Cassazione 4

Suprema Corte di Cassazione

sezione VI

ordinanza 1 ottobre 2014, n. 20759

Svolgimento del processo e motivi della decisione

I. – Il Consigliere relatore, nominato ai sensi dell’art. 377 c.p.c., ha depositato in cancelleria la seguente relazione in base agli artt. 380-bis e 375 c.p.c.:
“1. – Con decreto del 24.2.2011 la Corte d’assise di Messina liquidava la somma di € 5.414,68 in favore dell’avv. A.D.L., quale compenso per l’attività di difensore d’ufficio di N.P., imputato ammesso al programma di protezione dei collaboratori di giustizia ai sensi del D.L. n. 8/91 in un processo penale svoltosi in 119 udienze presso la stessa Corte. Impugnato dalla ricorrente ai sensi dell’art. 170 D.P.R. n. 115/02, tale decreto era riformato dal Tribunale di Messina, che con ordinanza del 24.11.2011 riconosceva in favore dell’avv. D.L. la maggior somma di € 110.652,30, di cui € 1.7, °0,00 per spese della procedura esecutiva intentata infruttuosamente nei confronti dell’imputato. Riteneva il Tribunale che il compenso a carico dell’erario dovesse essere determinato sulla base di quanto già liquidato con sentenza resa nell’ambito del procedimento civile promosso dall’avv. D.L. verso il P.. In tale sede, infatti, il giudice aveva precisato di aver applicato valori comunque non superiori a quelli medi previsti dalle tariffe.
2. – Per la cassazione di detta ordinanza la Direzione distrettuale antimafia della Procura della Repubblica presso il Tribunale di Messina ha proposto ricorso con le forme del c.p.p.
2.1. – Ha resistito con controricorso l’avv. D.L..
2.2. – Dapprima assegnato alla quarta sezione penale, il ricorso è stato successivamente assegnato a questa sezione civile.
3. – Il ricorso è inammissibile.
Innovando rispetto a un precedente indirizzo maggioritario, le S.U. di questa Corte (n. 19161/09) hanno affermato che il procedimento di opposizione, ex art. 170 del d.P.R. 30 maggio 2002, n. 115, al decreto di liquidazione dei compensi ai custodi e agli ausiliari del giudice (oltre che ai decreti di liquidazione degli onorari dovuti ai difensori nominati nell’ambito del patrocinio a spese dello Stato), introduce una controversia di natura civile, indipendentemente dalla circostanza che il decreto di liquidazione sia stato pronunciato in un giudizio penale, e deve quindi essere trattato da magistrati addetti al servizio civile, con la conseguenza che la trattazione del ricorso per cassazione avverso l’ordinanza che lo decide spetta alle sezioni civili della Corte di cassazione.
Conseguentemente, il ricorso per cassazione avverso il provvedimento attinente all’istanza di liquidazione degli onorari del difensore di un soggetto ammesso al patrocinio a spese dello Stato deve essere proposto nelle forme del rito civile, ai sensi dell’art. 170 del d.P.R. 30 maggio 2002, n. 115, sicché esso, ove proposto nelle forme del rito penale e, quindi, non notificato ad alcuno, è inammissibile (cfr.

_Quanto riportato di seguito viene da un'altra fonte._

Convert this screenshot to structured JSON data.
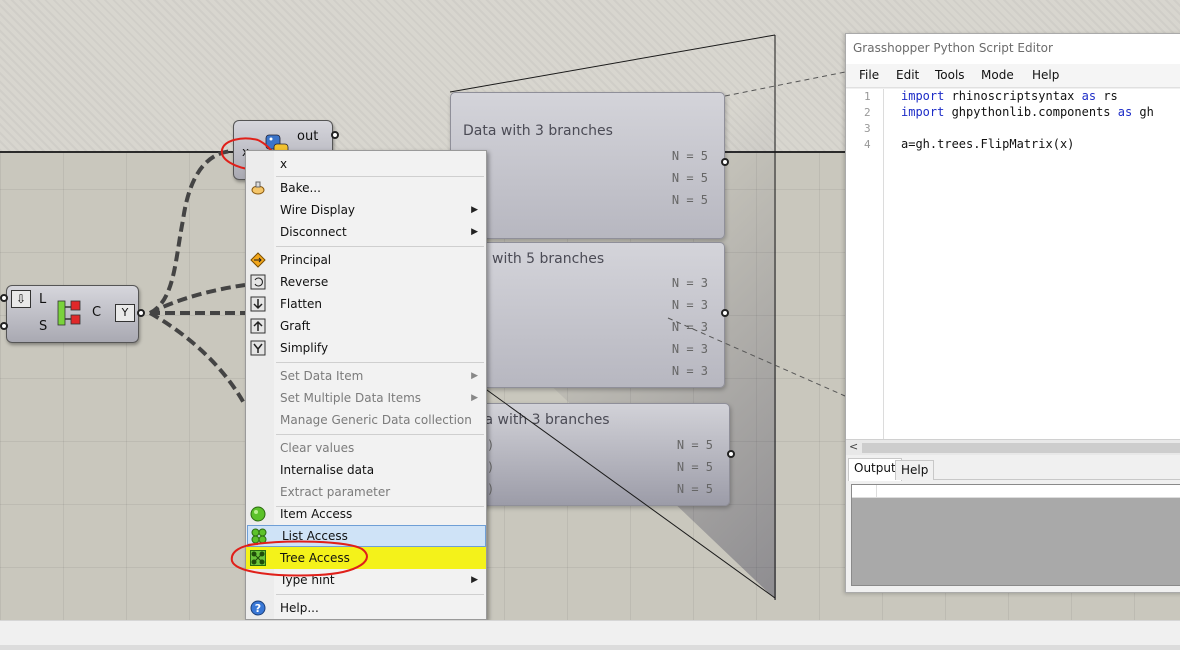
{
  "canvas": {
    "python_component": {
      "input": "x",
      "output": "out"
    },
    "merge_component": {
      "inputs": [
        "L",
        "S"
      ],
      "output": "C"
    },
    "panels": [
      {
        "title": "Data with 3 branches",
        "rows": [
          "N = 5",
          "N = 5",
          "N = 5"
        ]
      },
      {
        "title": "a with 5 branches",
        "rows": [
          "N = 3",
          "N = 3",
          "N = 3",
          "N = 3",
          "N = 3"
        ]
      },
      {
        "title": "ta with 3 branches",
        "rows": [
          "N = 5",
          "N = 5",
          "N = 5"
        ],
        "left_marks": [
          ")",
          ")",
          ")"
        ]
      }
    ]
  },
  "context_menu": {
    "header": "x",
    "items": [
      {
        "label": "Bake...",
        "icon": "bake-icon",
        "enabled": true
      },
      {
        "label": "Wire Display",
        "submenu": true,
        "enabled": true
      },
      {
        "label": "Disconnect",
        "submenu": true,
        "enabled": true
      },
      {
        "label": "Principal",
        "icon": "principal-icon",
        "enabled": true
      },
      {
        "label": "Reverse",
        "icon": "reverse-icon",
        "enabled": true
      },
      {
        "label": "Flatten",
        "icon": "flatten-icon",
        "enabled": true
      },
      {
        "label": "Graft",
        "icon": "graft-icon",
        "enabled": true
      },
      {
        "label": "Simplify",
        "icon": "simplify-icon",
        "enabled": true
      },
      {
        "label": "Set Data Item",
        "submenu": true,
        "enabled": false
      },
      {
        "label": "Set Multiple Data Items",
        "submenu": true,
        "enabled": false
      },
      {
        "label": "Manage Generic Data collection",
        "enabled": false
      },
      {
        "label": "Clear values",
        "enabled": false
      },
      {
        "label": "Internalise data",
        "enabled": true
      },
      {
        "label": "Extract parameter",
        "enabled": false
      },
      {
        "label": "Item Access",
        "icon": "item-access-icon",
        "enabled": true
      },
      {
        "label": "List Access",
        "icon": "list-access-icon",
        "enabled": true,
        "highlighted": true
      },
      {
        "label": "Tree Access",
        "icon": "tree-access-icon",
        "enabled": true
      },
      {
        "label": "Type hint",
        "submenu": true,
        "enabled": true
      },
      {
        "label": "Help...",
        "icon": "help-icon",
        "enabled": true
      }
    ]
  },
  "editor": {
    "title": "Grasshopper Python Script Editor",
    "menu": [
      "File",
      "Edit",
      "Tools",
      "Mode",
      "Help"
    ],
    "line_numbers": [
      "1",
      "2",
      "3",
      "4"
    ],
    "code": {
      "l1_kw1": "import",
      "l1_mid": " rhinoscriptsyntax ",
      "l1_kw2": "as",
      "l1_end": " rs",
      "l2_kw1": "import",
      "l2_mid": " ghpythonlib.components ",
      "l2_kw2": "as",
      "l2_end": " gh",
      "l4": "a=gh.trees.FlipMatrix(x)"
    },
    "scroll_left": "<",
    "tabs": [
      "Output",
      "Help"
    ]
  },
  "colors": {
    "menu_highlight": "#cfe3f7",
    "annotation_red": "#e0201a",
    "annotation_yellow": "#f4f21a",
    "code_keyword": "#1d2cc7"
  }
}
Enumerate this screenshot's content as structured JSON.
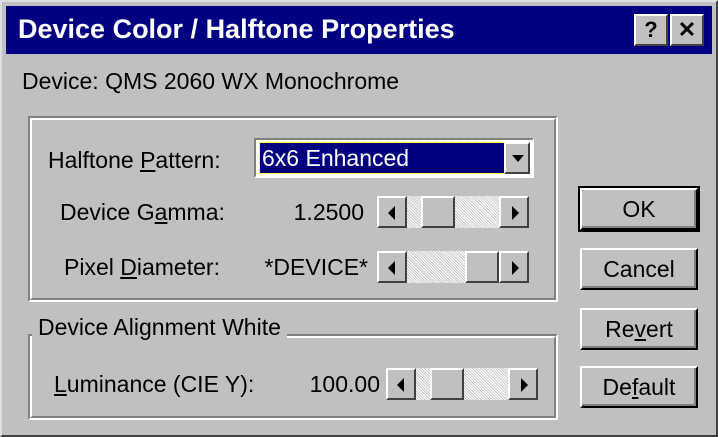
{
  "window": {
    "title": "Device Color / Halftone Properties",
    "help_label": "?",
    "close_label": "✕"
  },
  "device": {
    "label": "Device: QMS 2060 WX Monochrome"
  },
  "halftone": {
    "label_pre": "Halftone ",
    "label_accel": "P",
    "label_post": "attern:",
    "selected": "6x6 Enhanced"
  },
  "gamma": {
    "label_pre": "Device G",
    "label_accel": "a",
    "label_post": "mma:",
    "value": "1.2500"
  },
  "pixel": {
    "label_pre": "Pixel ",
    "label_accel": "D",
    "label_post": "iameter:",
    "value": "*DEVICE*"
  },
  "alignment": {
    "group_title": "Device Alignment White",
    "label_accel": "L",
    "label_post": "uminance (CIE Y):",
    "value": "100.00"
  },
  "buttons": {
    "ok_label": "OK",
    "cancel_label": "Cancel",
    "revert_pre": "Re",
    "revert_accel": "v",
    "revert_post": "ert",
    "default_pre": "De",
    "default_accel": "f",
    "default_post": "ault"
  },
  "colors": {
    "titlebar": "#000080",
    "face": "#c0c0c0",
    "selection": "#000080"
  }
}
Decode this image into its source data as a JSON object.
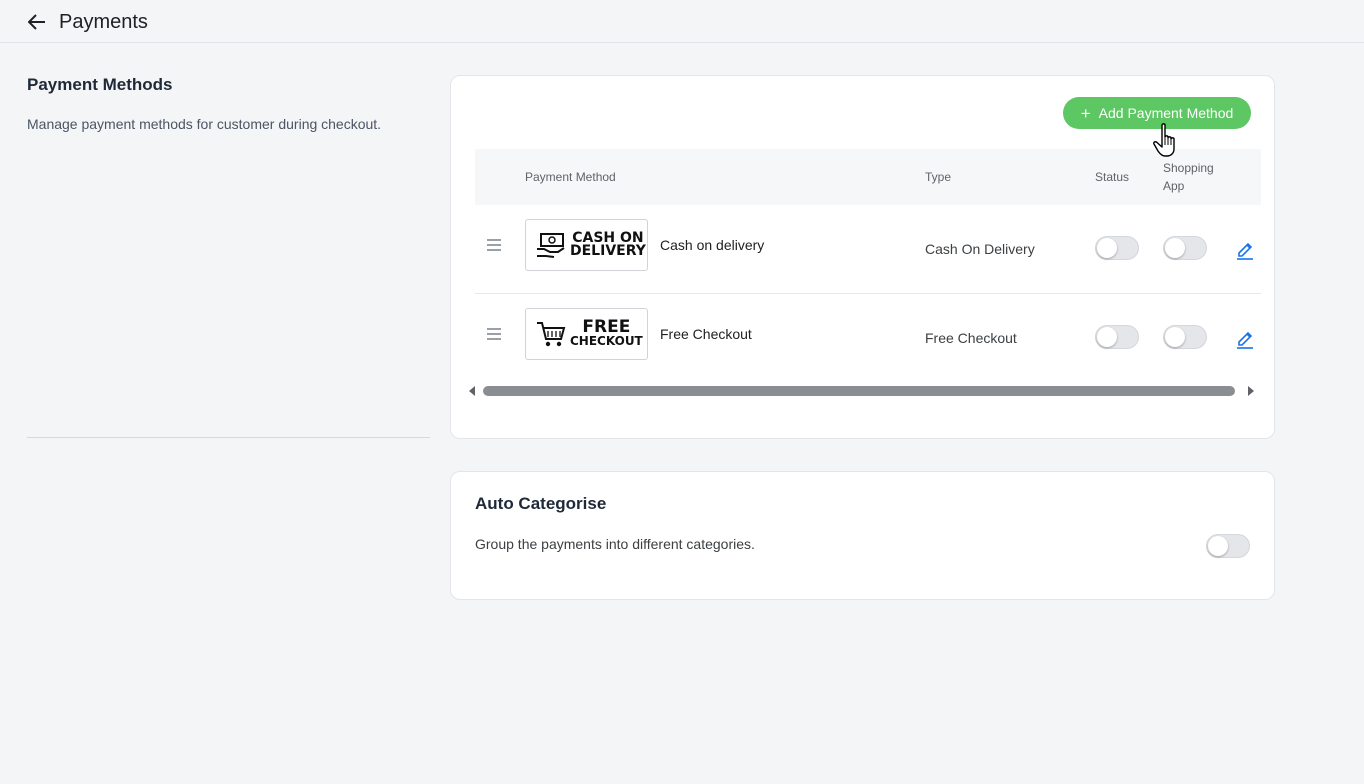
{
  "header": {
    "title": "Payments",
    "back_icon": "arrow-left-icon"
  },
  "sidebar": {
    "title": "Payment Methods",
    "description": "Manage payment methods for customer during checkout."
  },
  "methods_card": {
    "add_button_label": "Add Payment Method",
    "columns": {
      "method": "Payment Method",
      "type": "Type",
      "status": "Status",
      "app": "Shopping App"
    },
    "rows": [
      {
        "logo_line1": "CASH ON",
        "logo_line2": "DELIVERY",
        "name": "Cash on delivery",
        "type": "Cash On Delivery",
        "status_on": false,
        "app_on": false
      },
      {
        "logo_line1": "FREE",
        "logo_line2": "CHECKOUT",
        "name": "Free Checkout",
        "type": "Free Checkout",
        "status_on": false,
        "app_on": false
      }
    ]
  },
  "auto_card": {
    "title": "Auto Categorise",
    "description": "Group the payments into different categories.",
    "enabled": false
  },
  "colors": {
    "accent": "#5cc763",
    "edit_icon": "#1a73e8",
    "background": "#f4f5f7"
  }
}
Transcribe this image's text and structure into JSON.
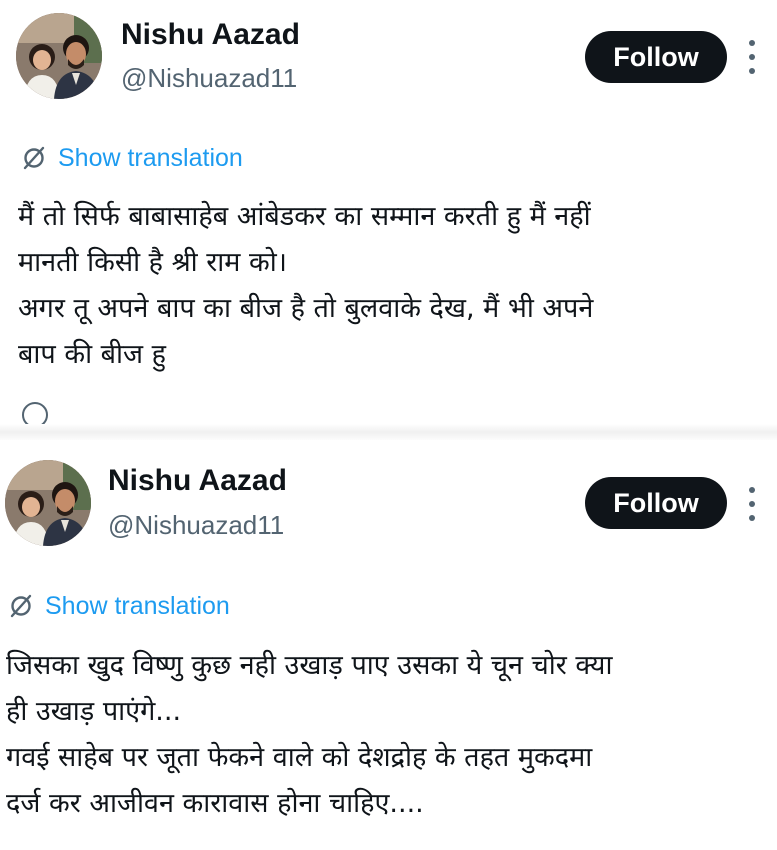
{
  "posts": [
    {
      "author": {
        "name": "Nishu Aazad",
        "handle": "@Nishuazad11"
      },
      "follow_label": "Follow",
      "translation_label": "Show translation",
      "text_lines": [
        "मैं तो सिर्फ बाबासाहेब आंबेडकर का सम्मान करती हु मैं नहीं",
        "मानती किसी है श्री राम को।",
        "अगर तू अपने बाप का बीज है तो बुलवाके देख, मैं भी अपने",
        "बाप की बीज हु"
      ]
    },
    {
      "author": {
        "name": "Nishu Aazad",
        "handle": "@Nishuazad11"
      },
      "follow_label": "Follow",
      "translation_label": "Show translation",
      "text_lines": [
        "जिसका खुद विष्णु कुछ नही उखाड़ पाए उसका ये चून चोर क्या",
        "ही उखाड़ पाएंगे...",
        "गवई साहेब पर जूता फेकने वाले को देशद्रोह के तहत मुकदमा",
        "दर्ज कर आजीवन कारावास होना चाहिए...."
      ]
    }
  ],
  "icons": {
    "more": "more-vertical-icon",
    "translate": "globe-slash-icon",
    "avatar": "profile-photo"
  },
  "colors": {
    "text": "#0f1419",
    "secondary_text": "#536471",
    "link": "#1d9bf0",
    "follow_button_bg": "#0f1419",
    "follow_button_text": "#ffffff",
    "background": "#ffffff"
  }
}
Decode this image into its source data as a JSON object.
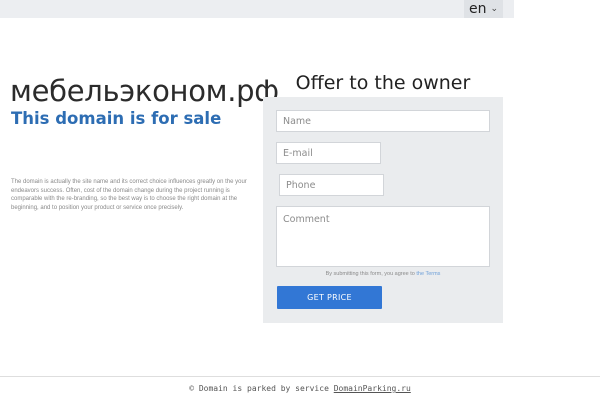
{
  "language": {
    "current": "en"
  },
  "domain": {
    "name": "мебельэконом.рф",
    "sale_label": "This domain is for sale",
    "description": "The domain is actually the site name and its correct choice influences greatly on the your endeavors success. Often, cost of the domain change during the project running is comparable with the re-branding, so the best way is to choose the right domain at the beginning, and to position your product or service once precisely."
  },
  "offer_form": {
    "title": "Offer to the owner",
    "name_placeholder": "Name",
    "email_placeholder": "E-mail",
    "phone_placeholder": "Phone",
    "comment_placeholder": "Comment",
    "terms_prefix": "By submitting this form, you agree to",
    "terms_link": "the Terms",
    "submit_label": "GET PRICE"
  },
  "footer": {
    "prefix": "© Domain is parked by service",
    "link": "DomainParking.ru"
  },
  "colors": {
    "accent": "#3277d5",
    "sale_text": "#2d6db3",
    "panel_bg": "#eaecee"
  }
}
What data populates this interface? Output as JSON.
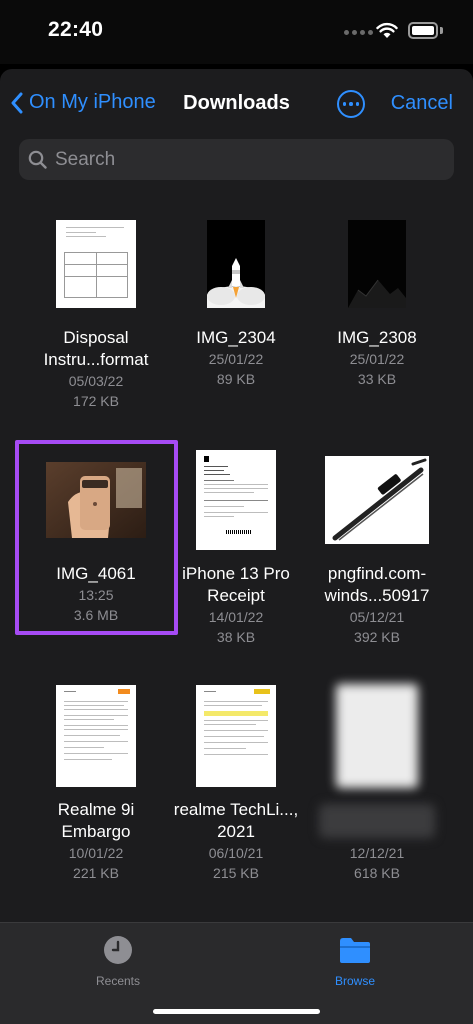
{
  "status": {
    "time": "22:40"
  },
  "nav": {
    "back_label": "On My iPhone",
    "title": "Downloads",
    "cancel_label": "Cancel"
  },
  "search": {
    "placeholder": "Search"
  },
  "files": [
    {
      "name": "Disposal Instru...format",
      "date": "05/03/22",
      "size": "172 KB",
      "thumb": "document"
    },
    {
      "name": "IMG_2304",
      "date": "25/01/22",
      "size": "89 KB",
      "thumb": "rocket"
    },
    {
      "name": "IMG_2308",
      "date": "25/01/22",
      "size": "33 KB",
      "thumb": "dark-mountain"
    },
    {
      "name": "IMG_4061",
      "date": "13:25",
      "size": "3.6 MB",
      "thumb": "phone-photo",
      "selected": true
    },
    {
      "name": "iPhone 13 Pro Receipt",
      "date": "14/01/22",
      "size": "38 KB",
      "thumb": "receipt"
    },
    {
      "name": "pngfind.com-winds...50917",
      "date": "05/12/21",
      "size": "392 KB",
      "thumb": "wiper"
    },
    {
      "name": "Realme 9i Embargo",
      "date": "10/01/22",
      "size": "221 KB",
      "thumb": "document-orange"
    },
    {
      "name": "realme TechLi..., 2021",
      "date": "06/10/21",
      "size": "215 KB",
      "thumb": "document-yellow"
    },
    {
      "name": "",
      "date": "12/12/21",
      "size": "618 KB",
      "thumb": "blurred"
    }
  ],
  "tabs": [
    {
      "label": "Recents",
      "icon": "clock-icon",
      "active": false
    },
    {
      "label": "Browse",
      "icon": "folder-icon",
      "active": true
    }
  ],
  "colors": {
    "accent": "#2f8fff",
    "selection": "#a64bf4",
    "background": "#1c1c1e"
  }
}
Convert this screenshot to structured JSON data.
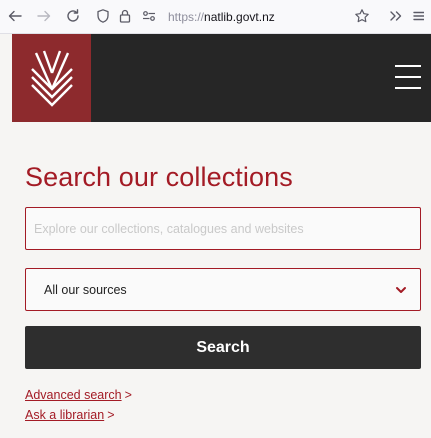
{
  "browser": {
    "url_scheme": "https://",
    "url_host": "natlib.govt.nz",
    "icons": [
      "back-arrow-icon",
      "forward-arrow-icon",
      "reload-icon",
      "tracking-shield-icon",
      "lock-icon",
      "permissions-icon",
      "bookmark-star-icon",
      "overflow-chevrons-icon",
      "app-menu-icon"
    ]
  },
  "header": {
    "logo_icon": "natlib-logo-icon",
    "menu_icon": "hamburger-menu-icon"
  },
  "search": {
    "title": "Search our collections",
    "placeholder": "Explore our collections, catalogues and websites",
    "source_selected": "All our sources",
    "button_label": "Search"
  },
  "links": {
    "advanced": "Advanced search",
    "librarian": "Ask a librarian",
    "arrow": ">"
  },
  "colors": {
    "brand_red": "#a31b25",
    "logo_bg": "#8d2a2d",
    "header_bg": "#262626",
    "button_bg": "#2e2e2e",
    "page_bg": "#f6f5f3"
  }
}
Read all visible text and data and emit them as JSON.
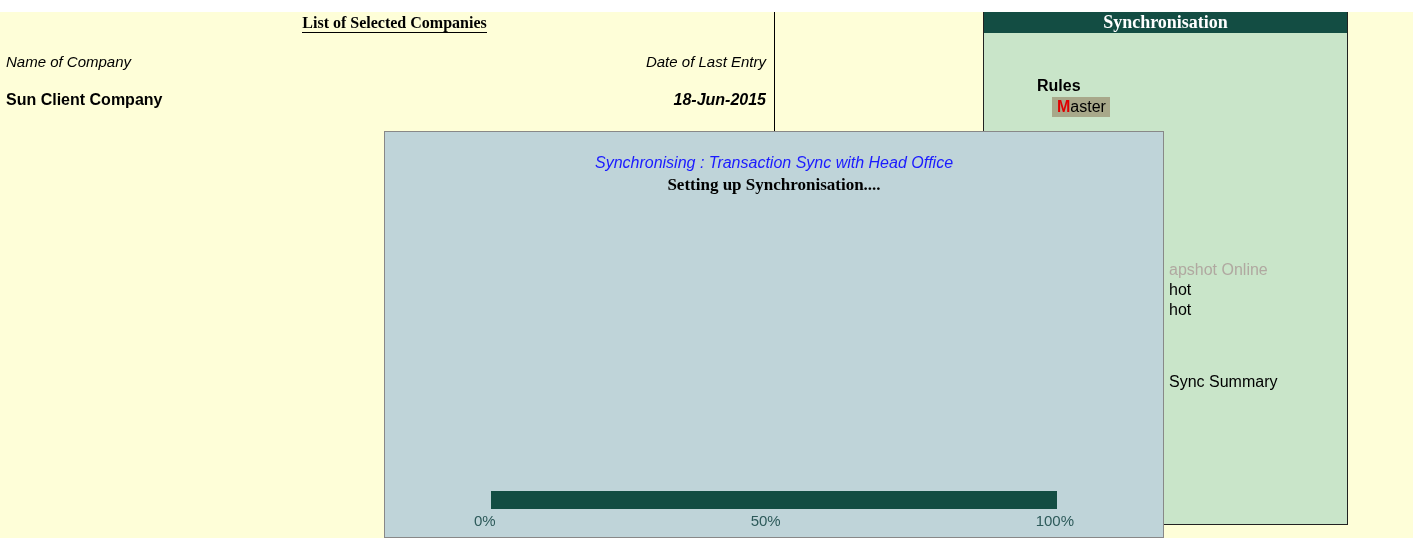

Cass. n. 21861/13).
Verificatasi un’erronea introduzione del ricorso con le forme penali, senza, cioè, che lo stesso sia stato notificato alla controparte legittimata passivamente, non è possibile la rimessione in termini del ricorrente per scusabilità dell’errore, allorché il ricorso sia stato proposto in epoca successiva al citato arresto delle S.U. e alla sua pubblicizzazione sul sito web di questa Corte (cfr. Cass. n. 3030/11).
3.1. – Nella fattispecie, il ricorso, presentato a norma del c.p.p., non è stato notificato ad alcuna parte. La relativa nullità è stata sanata soltanto ex nunc dalla proposizione da parte dell’avv. D.L. del controricorso, datato 16.12.2013, sicché a tale momento era ormai decorso il termine c.d. lungo d’impugnazione di cui al nuovo testo dell’art. 327 c.p.c.
Non ricorrono, inoltre, le condizioni per la rimessione in termini della parte ricorrente, essendo stata proposta l’impugnazione a distanza ormai di più di due anni dal citato overruling giurisprudenziale.
4. – L’inammissibilità del ricorso non consente di accertare se l’ordinanza impugnata sia stata emessa nei confronti della giusta parte.
5. – Pertanto, si propone la decisione del ricorso con ordinanza, nei sensi di cui sopra, in base all’art.375, n. 1 c.p.c.”.
II. – La Corte condivide la relazione, in ordine alla quale nessuna delle parti ha depositato memoria ai sensi del 2° comma dell’art. 380-bis c.p.c.
III. – Il ricorso va, pertanto, dichiarato inammissibile.
IV. – Nulla per le spese, non essendovi soggetto in caso di soccombenza l’ufficio del Pubblico Ministero (giurisprudenza costante di questa Corte: cfr. da ultimo e per tutte, Cass. n. 20652/11)

P.Q.M.

La Corte dichiara inammissibile il ricorso.